Gerald El-Noweim Betriebsrat im Landeskrankenhaus Rankweil
Gerald El-Noweim, Betriebsrat im Landeskrankenhaus Rankweil © AK Vorarlberg
23.9.2024
Arbeit

Betriebsrät:innen-Kolleg: Hochwertige Qualifizierung für Betriebsrät:innen

Arbeit,Betriebsrat,Bildung,Gewerkschaft,Interessenvertretung,Interview

Die Arbeiterkammern Vorarlberg, Tirol und Salzburg bieten Betriebsrät:innen mit dem Betriebsrät:innen-Kolleg ein hochwertiges Weiterbildungsangebot, dass sie fit für den Alltag als Arbeitnehmervertreter:innen macht.
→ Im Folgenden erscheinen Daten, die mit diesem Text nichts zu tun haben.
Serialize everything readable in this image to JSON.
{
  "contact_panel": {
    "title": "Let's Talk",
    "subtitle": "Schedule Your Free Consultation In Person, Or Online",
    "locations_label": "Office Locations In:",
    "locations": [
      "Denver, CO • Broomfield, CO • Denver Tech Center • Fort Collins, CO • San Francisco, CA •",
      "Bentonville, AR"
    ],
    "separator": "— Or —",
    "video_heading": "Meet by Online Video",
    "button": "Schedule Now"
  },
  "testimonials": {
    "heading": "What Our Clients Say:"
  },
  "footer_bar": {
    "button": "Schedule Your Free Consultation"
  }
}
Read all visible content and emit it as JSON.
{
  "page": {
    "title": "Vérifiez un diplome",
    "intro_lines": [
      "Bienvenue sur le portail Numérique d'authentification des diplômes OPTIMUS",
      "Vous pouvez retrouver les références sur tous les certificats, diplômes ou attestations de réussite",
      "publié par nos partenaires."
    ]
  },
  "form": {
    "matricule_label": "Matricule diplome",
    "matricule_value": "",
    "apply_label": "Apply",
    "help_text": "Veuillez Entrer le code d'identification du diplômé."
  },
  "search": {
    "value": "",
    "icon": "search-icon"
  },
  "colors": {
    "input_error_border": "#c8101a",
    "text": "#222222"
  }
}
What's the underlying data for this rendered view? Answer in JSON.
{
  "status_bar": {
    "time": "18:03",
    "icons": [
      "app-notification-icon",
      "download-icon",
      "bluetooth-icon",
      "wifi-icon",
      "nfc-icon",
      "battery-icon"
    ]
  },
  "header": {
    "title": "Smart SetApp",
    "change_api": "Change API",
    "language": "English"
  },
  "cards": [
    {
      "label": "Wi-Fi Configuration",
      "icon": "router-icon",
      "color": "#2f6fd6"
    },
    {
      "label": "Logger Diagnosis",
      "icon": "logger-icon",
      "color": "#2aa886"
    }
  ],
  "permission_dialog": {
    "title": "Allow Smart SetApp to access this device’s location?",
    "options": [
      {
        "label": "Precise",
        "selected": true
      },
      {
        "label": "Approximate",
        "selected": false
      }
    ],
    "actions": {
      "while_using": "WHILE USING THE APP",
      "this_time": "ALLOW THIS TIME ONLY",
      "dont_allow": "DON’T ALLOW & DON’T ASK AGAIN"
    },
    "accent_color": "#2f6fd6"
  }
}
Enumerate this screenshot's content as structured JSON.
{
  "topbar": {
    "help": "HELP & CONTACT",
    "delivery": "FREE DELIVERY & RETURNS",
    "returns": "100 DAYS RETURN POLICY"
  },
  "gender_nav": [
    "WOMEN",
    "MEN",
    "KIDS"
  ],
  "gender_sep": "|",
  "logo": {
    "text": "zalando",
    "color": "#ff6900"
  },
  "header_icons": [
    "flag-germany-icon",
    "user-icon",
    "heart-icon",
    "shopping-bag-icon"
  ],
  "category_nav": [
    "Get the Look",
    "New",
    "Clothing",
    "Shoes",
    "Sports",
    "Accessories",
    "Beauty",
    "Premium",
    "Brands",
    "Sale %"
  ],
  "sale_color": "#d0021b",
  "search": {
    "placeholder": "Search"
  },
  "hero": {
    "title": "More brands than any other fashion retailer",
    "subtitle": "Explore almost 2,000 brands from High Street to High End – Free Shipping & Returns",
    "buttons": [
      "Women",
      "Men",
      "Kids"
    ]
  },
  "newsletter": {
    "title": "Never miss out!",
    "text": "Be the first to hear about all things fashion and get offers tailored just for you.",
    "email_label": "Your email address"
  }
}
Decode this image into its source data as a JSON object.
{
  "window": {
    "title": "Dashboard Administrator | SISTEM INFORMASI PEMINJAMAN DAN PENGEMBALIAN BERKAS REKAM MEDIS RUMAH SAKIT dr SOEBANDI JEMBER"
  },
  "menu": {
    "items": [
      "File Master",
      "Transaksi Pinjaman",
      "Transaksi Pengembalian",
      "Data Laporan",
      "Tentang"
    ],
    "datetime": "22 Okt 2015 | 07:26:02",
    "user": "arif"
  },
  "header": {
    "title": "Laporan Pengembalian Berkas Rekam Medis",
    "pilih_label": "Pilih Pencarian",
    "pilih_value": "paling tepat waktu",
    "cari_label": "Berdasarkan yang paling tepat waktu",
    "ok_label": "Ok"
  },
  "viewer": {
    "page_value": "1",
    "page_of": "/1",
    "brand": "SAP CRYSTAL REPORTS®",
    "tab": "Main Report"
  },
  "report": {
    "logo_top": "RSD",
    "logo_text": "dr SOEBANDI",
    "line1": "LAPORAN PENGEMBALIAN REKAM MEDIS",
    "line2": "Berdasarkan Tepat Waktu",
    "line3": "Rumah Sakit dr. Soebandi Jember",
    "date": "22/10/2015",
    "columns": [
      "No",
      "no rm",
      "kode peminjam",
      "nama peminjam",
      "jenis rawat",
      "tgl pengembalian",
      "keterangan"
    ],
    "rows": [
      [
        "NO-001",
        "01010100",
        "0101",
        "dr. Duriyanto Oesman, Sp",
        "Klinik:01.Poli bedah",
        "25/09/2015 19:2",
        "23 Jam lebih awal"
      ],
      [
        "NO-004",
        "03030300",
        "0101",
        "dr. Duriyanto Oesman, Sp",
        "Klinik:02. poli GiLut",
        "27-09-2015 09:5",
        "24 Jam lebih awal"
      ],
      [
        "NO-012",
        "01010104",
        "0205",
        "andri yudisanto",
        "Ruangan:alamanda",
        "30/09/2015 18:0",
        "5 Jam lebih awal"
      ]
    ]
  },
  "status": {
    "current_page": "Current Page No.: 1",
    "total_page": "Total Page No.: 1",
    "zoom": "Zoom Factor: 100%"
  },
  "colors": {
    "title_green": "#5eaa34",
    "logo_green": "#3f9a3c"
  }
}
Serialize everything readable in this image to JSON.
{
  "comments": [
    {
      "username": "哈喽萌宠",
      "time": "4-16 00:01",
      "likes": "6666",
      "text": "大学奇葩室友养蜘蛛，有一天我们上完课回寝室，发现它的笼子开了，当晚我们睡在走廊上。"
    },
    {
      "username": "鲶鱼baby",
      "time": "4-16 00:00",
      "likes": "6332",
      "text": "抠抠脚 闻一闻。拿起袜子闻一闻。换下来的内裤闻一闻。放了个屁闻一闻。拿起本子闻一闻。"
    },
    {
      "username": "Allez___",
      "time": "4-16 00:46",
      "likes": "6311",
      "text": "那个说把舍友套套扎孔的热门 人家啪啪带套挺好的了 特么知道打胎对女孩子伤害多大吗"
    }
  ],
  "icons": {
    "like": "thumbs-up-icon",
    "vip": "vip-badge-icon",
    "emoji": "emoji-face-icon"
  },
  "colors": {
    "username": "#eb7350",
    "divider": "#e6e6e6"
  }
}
Das Betriebsräte-Kolleg wurde vor zehn Jahren von den Arbeiterkammern Salzburg, Tirol und Vorarlberg ins Leben gerufen. Ziel war es, Betriebsrät:innen die Möglichkeit zu bieten, fundiertes Fachwissen für ihre Funktion in einem hochwertigen Lehrgang zu erwerben. Rund drei Monate lang wurden sie bis Juli in verschiedenen Bereichen auf den neuesten Stand gebracht. Neben Recht, Betriebswirtschaft, Kommunikation, Rhetorik und vielem mehr, steht immer auch eine Woche Medien- und Kameratraining in Vorarlberg auf dem Programm. Diese Gelegenheit haben wir genutzt, um mit einem Teilnehmer zu sprechen. Gerald El-Noweim ist seit zwei Jahren freigestellter Betriebsrat im Landeskrankenhaus Rankweil. Der 52-Jährige ist verheiratet und Vater einer Tochter (24) und eines Sohnes (27). 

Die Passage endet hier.